Bahrain court jails cop for protest shooting

Policeman gets seven years for shooting protester during unrest in Gulf kingdom
Bahrain court jails cop for protest shooting
Bahrain has seen near daily protests since the start of the unrest in early 2011.
By Reuters
Fri 01 Feb 2013 12:31 PM

A court in Bahrain sentenced a policeman to seven years in prison for the fatal shooting of a Shi'ite protester during the political unrest in the Gulf Arab kingdom in 2011, the state news agency BNA reported on Friday.

Ali Abdulhadi al-Mushaima was the first person to die in the violence that erupted in staunch US ally Bahrain last February when thousands of Bahrainis, mostly from its Shi'ite majority, took to the street demanding democratic change in the Sunni-led monarchy.

"In dealing with one of the instances of rioting in the (Daih) area, the accused fired from a birdshot gun, injuring the victim with wounds that claimed his life," Nawaf Hamza, head of the Public Prosecution's Special Investigation Unit, was quoted as saying.

The death of Mushaima and another protester, Fadhel Salman Matrook, prompted Bahrain's King Hamad bin Isa al-Khalifa to give a televised speech in which he said a committee would investigate the killings.

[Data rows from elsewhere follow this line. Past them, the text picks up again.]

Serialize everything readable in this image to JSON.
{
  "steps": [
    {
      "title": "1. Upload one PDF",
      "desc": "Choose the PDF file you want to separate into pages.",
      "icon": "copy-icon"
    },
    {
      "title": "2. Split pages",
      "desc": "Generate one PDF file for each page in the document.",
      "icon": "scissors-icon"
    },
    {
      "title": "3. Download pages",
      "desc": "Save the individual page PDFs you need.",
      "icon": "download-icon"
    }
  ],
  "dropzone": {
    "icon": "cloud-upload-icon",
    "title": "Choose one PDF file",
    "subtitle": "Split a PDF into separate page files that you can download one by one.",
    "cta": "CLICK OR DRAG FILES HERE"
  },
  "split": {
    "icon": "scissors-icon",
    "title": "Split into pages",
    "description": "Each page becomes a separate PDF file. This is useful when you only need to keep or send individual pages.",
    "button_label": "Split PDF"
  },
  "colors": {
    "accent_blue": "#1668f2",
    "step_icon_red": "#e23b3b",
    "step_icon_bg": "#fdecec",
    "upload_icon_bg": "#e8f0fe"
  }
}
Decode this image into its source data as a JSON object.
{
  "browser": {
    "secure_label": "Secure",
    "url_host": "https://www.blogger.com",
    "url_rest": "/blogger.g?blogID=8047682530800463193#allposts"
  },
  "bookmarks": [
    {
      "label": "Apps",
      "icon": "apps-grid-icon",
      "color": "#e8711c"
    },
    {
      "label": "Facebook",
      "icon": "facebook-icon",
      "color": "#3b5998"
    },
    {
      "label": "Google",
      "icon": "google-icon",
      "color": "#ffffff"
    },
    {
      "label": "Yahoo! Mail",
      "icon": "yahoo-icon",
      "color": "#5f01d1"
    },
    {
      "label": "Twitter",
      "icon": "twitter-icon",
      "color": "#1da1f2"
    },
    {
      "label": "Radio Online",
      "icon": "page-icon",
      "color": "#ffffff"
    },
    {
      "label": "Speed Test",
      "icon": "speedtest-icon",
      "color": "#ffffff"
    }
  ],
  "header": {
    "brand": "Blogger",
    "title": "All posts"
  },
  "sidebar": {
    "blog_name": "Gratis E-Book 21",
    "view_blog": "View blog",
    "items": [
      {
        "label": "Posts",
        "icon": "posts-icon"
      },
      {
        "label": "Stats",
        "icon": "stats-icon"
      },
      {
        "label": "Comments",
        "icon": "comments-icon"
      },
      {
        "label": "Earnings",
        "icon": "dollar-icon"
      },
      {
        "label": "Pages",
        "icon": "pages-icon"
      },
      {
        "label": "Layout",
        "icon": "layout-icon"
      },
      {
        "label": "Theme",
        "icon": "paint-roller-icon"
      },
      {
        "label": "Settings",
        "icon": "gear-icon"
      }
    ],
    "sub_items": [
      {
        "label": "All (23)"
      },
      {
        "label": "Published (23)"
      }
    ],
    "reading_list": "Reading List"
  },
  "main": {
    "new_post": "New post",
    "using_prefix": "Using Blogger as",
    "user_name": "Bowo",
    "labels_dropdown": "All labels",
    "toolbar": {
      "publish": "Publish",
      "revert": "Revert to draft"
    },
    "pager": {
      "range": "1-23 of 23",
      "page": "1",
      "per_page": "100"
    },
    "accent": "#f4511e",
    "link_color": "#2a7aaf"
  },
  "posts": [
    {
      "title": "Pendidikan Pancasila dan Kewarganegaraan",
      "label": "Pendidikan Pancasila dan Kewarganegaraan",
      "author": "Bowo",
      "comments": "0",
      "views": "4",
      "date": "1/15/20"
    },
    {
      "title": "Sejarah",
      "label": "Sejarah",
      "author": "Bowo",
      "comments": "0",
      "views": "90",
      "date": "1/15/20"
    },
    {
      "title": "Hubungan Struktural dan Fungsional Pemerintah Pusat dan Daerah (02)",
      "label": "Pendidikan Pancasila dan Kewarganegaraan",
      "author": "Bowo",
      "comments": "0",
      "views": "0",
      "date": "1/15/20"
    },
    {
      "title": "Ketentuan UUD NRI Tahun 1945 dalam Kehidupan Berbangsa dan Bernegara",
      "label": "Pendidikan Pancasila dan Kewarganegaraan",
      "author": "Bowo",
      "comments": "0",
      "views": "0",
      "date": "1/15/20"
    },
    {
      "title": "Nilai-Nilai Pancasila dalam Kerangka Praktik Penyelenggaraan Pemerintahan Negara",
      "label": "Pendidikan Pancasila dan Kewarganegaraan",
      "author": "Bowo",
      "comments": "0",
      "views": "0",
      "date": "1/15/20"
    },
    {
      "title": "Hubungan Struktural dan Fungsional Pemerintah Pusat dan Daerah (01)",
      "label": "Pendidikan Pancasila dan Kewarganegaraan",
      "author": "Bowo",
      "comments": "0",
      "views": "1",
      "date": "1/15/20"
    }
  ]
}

An independent commission said thirty-five people died during the unrest and two months of martial law that followed, but the opposition puts that number at more than 80.

The government, which brought in troops from Saudi Arabia and other Gulf Arab states to help quell the unrest, rejects the figures and has accused opposition groups of being linked to Shi'ite power Iran.

Widespread and excessive force, including confessions under torture, was detailed in the commission led by Cherif Bassiouni, a respected United Nations human rights lawyer, which published its findings and recommended measures to stop them.

The Bahrain government says it has taken steps to address the brutality of security forces by dismissing those responsible and introducing cameras at police stations to monitor abuses.

The Shi'ite opposition wants a constitutional monarchy and a greater say in the running of the country, including an end to decades-old discrimination against them holding jobs in the army and security forces. The government denies discriminating against Shi'ites.